On the other hand the 1ml, k=2.1 experiment achieves fixation at about 100 generations but has only achieved about 8E7 replications of the more fit variant giving a probability of only about 0.008 that a beneficial mutation has occurred on one of the more fit members. It would take about another 20 days of replications (approximately 120-140 generations) at 5E7 replications per day to give the necessary billion replication and a probability close to 1 of a beneficial mutation occurring on one of its members in that limited carrying capacity environment. And for the 100ml, k=2.1 experiment, it takes 137 generations for fixation but even at generation 127, sufficient replications of the more fit variant have occurred (3E9) for the probability of a beneficial mutation occurring close to 1.

#### Conclusion

Evolutionary adaptation is mathematically constrained by the mutation rate and the environment carrying capacity. The mutation rate determines how many replications are necessary for a beneficial mutation to occur. The environment carrying capacity determines how quickly these replications can accumulate. It doesn’t matter whether these replications are carried out in a large carrying capacity environment where the replications of other variants do not interfere with replication of the variant that would benefit from the particular mutation or in a limited carrying capacity environment where different variants are competing for a limited amount of resources limiting the growth of all variants.

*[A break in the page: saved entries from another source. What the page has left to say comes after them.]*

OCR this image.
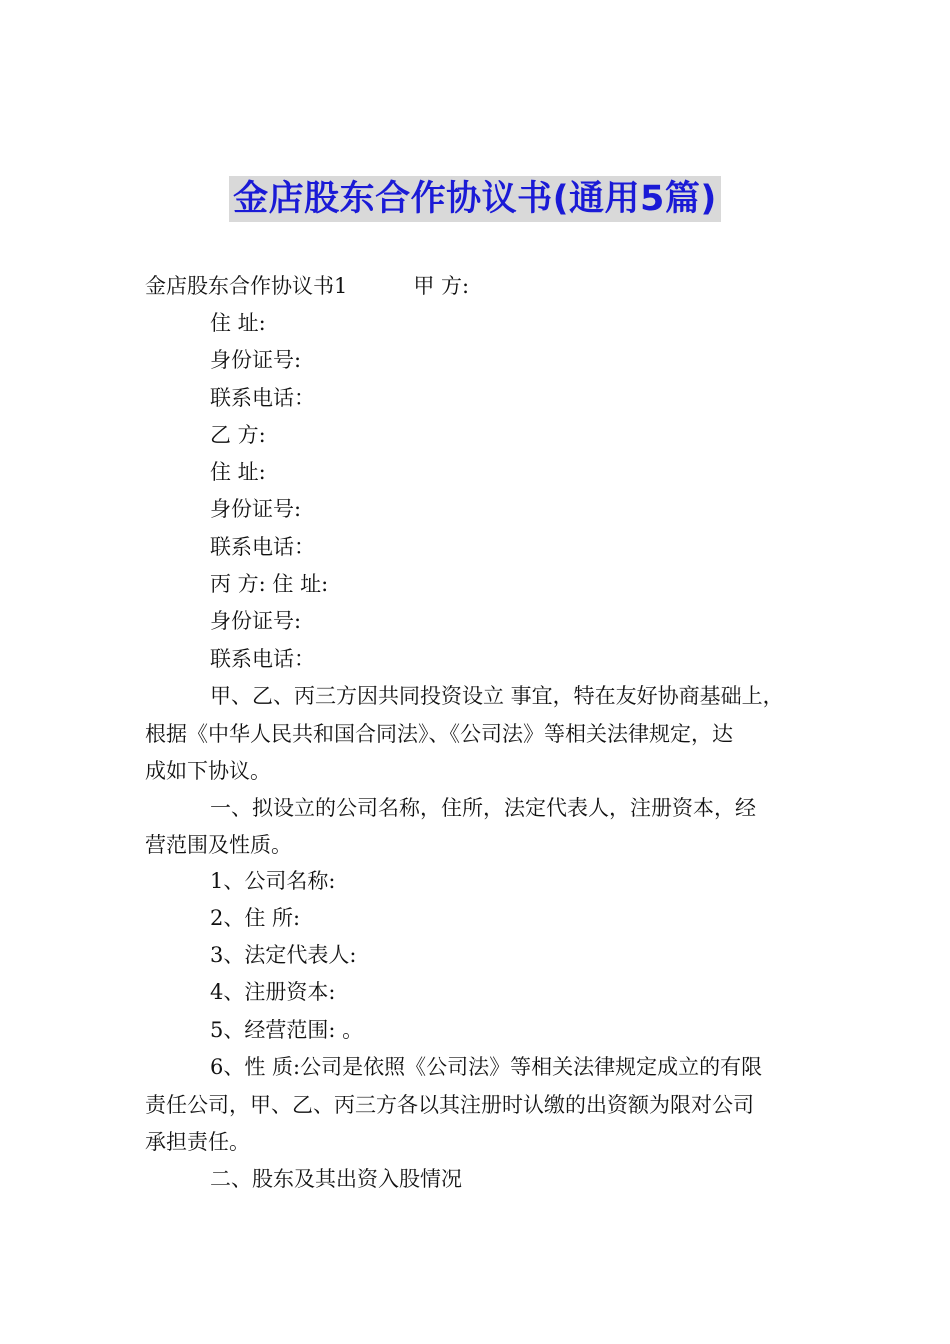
金店股东合作协议书(通用5篇)
金店股东合作协议书1	甲 方:
住 址:
身份证号:
联系电话：
乙 方:
住 址:
身份证号:
联系电话：
丙 方: 住 址:
身份证号:
联系电话：
甲、乙、丙三方因共同投资设立 事宜，特在友好协商基础上，
根据《中华人民共和国合同法》、《公司法》等相关法律规定，达
成如下协议。
一、拟设立的公司名称，住所，法定代表人，注册资本，经
营范围及性质。
1、公司名称:
2、住 所:
3、法定代表人:
4、注册资本:
5、经营范围: 。
6、性 质:公司是依照《公司法》等相关法律规定成立的有限
责任公司，甲、乙、丙三方各以其注册时认缴的出资额为限对公司
承担责任。
二、股东及其出资入股情况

The variant must be able to attain 1/mutation rate replications to have a reasonable probability of getting on average that beneficial mutation (in a single selection pressure environment). When Haldane wrote [2]: “The principle unit process in evolution is the substitution of one gene for another at the same locus.”, Haldane did not make the distinction between competition and adaptation. Haldane did not have available to him the LTEE and Kishon mega-plate experiment to compare his mathematical model. It is important to understand this difference in understanding evolutionary processes in medicine and agriculture. The carrying capacity of a patient with an infection or cancer is huge, much larger than the carrying capacity of the LTEE. Models of fixation are not adequate to understand these evolutionary processes. It requires adaptation models to correctly explain these evolutionary processes. The failure to understand the difference between competition and adaptation in evolutionary processes is a major cause for misunderstanding how drug-resistance occurs and why cancer treatments fail.